Walter Benjamin
[Philosopher, critic, and theorist, b. 1892, Berlin, d. 1940, Port Bou, France.]

 [Photography] has become more and more subtle, more and more modern, and the result is that it is now incapable of photographing a tenement or a rubbish heap without transfiguring it. Not to mention a river dam or electric cable factory: in front of these, photography can now only say, “How beautiful!” 
 Every day the urge grows stronger to get a hold of an object at very close range by way of its likeness, its reproduction. (1936) 
 [Photography] has succeeded in making even abject poverty, by recording it in a fashionably perfected manner, into an object of enjoyment. 
 It is no accident that the portrait was the focal point of early photography. The cult of remembrance of loved ones, absent or dead, offers a last refuge for the cult value of the picture. For the last time the aura emanates from the early photographs in the fleeting expression of a human face.

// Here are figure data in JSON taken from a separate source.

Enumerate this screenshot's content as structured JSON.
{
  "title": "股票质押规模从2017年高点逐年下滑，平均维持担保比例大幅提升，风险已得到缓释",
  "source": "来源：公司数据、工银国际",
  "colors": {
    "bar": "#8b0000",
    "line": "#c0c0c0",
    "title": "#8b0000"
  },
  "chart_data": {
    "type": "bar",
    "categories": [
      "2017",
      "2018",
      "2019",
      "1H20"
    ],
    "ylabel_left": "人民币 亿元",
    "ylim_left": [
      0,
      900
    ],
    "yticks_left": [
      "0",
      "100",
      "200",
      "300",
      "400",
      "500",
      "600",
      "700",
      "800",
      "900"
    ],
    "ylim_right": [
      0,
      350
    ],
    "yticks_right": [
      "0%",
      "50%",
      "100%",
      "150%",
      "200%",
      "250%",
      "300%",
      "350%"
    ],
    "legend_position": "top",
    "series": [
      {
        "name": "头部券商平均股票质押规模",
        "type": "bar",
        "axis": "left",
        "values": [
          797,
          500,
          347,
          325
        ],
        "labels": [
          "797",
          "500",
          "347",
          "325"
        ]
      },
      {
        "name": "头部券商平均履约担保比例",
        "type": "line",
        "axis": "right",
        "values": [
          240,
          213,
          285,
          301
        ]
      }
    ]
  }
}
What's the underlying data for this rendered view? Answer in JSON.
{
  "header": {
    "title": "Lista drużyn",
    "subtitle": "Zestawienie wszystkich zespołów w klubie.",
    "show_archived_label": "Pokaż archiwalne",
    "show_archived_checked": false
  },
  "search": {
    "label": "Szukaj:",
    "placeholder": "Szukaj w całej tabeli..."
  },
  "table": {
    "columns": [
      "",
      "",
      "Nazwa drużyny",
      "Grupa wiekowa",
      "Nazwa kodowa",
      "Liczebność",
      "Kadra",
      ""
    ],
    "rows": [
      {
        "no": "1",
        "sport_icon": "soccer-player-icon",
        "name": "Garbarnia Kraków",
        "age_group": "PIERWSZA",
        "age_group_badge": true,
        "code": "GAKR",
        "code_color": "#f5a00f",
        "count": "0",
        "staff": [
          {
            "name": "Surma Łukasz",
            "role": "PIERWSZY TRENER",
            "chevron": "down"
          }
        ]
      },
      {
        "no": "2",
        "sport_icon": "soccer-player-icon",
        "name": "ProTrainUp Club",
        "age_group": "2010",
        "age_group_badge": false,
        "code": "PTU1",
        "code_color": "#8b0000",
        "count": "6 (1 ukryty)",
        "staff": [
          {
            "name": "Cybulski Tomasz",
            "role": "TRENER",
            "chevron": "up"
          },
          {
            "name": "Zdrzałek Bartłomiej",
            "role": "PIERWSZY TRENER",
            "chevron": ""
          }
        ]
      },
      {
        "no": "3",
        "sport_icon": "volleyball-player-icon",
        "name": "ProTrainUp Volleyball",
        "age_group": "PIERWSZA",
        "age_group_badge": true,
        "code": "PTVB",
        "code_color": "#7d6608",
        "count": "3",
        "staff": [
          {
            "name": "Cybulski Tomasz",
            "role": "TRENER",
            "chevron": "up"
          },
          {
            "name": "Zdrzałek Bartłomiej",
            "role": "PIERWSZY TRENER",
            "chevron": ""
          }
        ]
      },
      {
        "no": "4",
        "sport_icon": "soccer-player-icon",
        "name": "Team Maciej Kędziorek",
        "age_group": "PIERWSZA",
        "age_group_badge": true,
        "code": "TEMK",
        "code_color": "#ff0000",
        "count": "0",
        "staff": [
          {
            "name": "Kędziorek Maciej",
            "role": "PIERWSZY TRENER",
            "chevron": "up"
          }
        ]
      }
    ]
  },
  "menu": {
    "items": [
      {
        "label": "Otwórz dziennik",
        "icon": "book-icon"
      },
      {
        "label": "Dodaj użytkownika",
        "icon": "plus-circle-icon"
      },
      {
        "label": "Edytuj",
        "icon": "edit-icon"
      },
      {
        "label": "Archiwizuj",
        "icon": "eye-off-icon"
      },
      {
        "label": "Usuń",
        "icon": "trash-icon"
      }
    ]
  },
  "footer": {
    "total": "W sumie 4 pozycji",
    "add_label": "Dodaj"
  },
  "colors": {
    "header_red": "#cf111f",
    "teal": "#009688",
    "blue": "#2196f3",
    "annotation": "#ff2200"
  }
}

This is what constitutes their melancholy, incomparable beauty. 
 The camera introduces us to unconscious optics as does psychoanalysis to unconscious impulses. 
 The camera will become smaller and smaller, more and more prepared to grasp fleeting, secret images whose shock will bring the mechanism of association in the viewer to a complete halt. At this point captions must begin to function, captions which understand the photography which turns all the relations of life into literature, and without which all photographic construction must remain bound in coincidences. 
 The true picture of the past flits by. The past can be seized only as an image that flashes up at the instant when it can be recognized and is never seen again. 
 No poem is intended for the reader, no picture for the beholder, no symphony for the listener.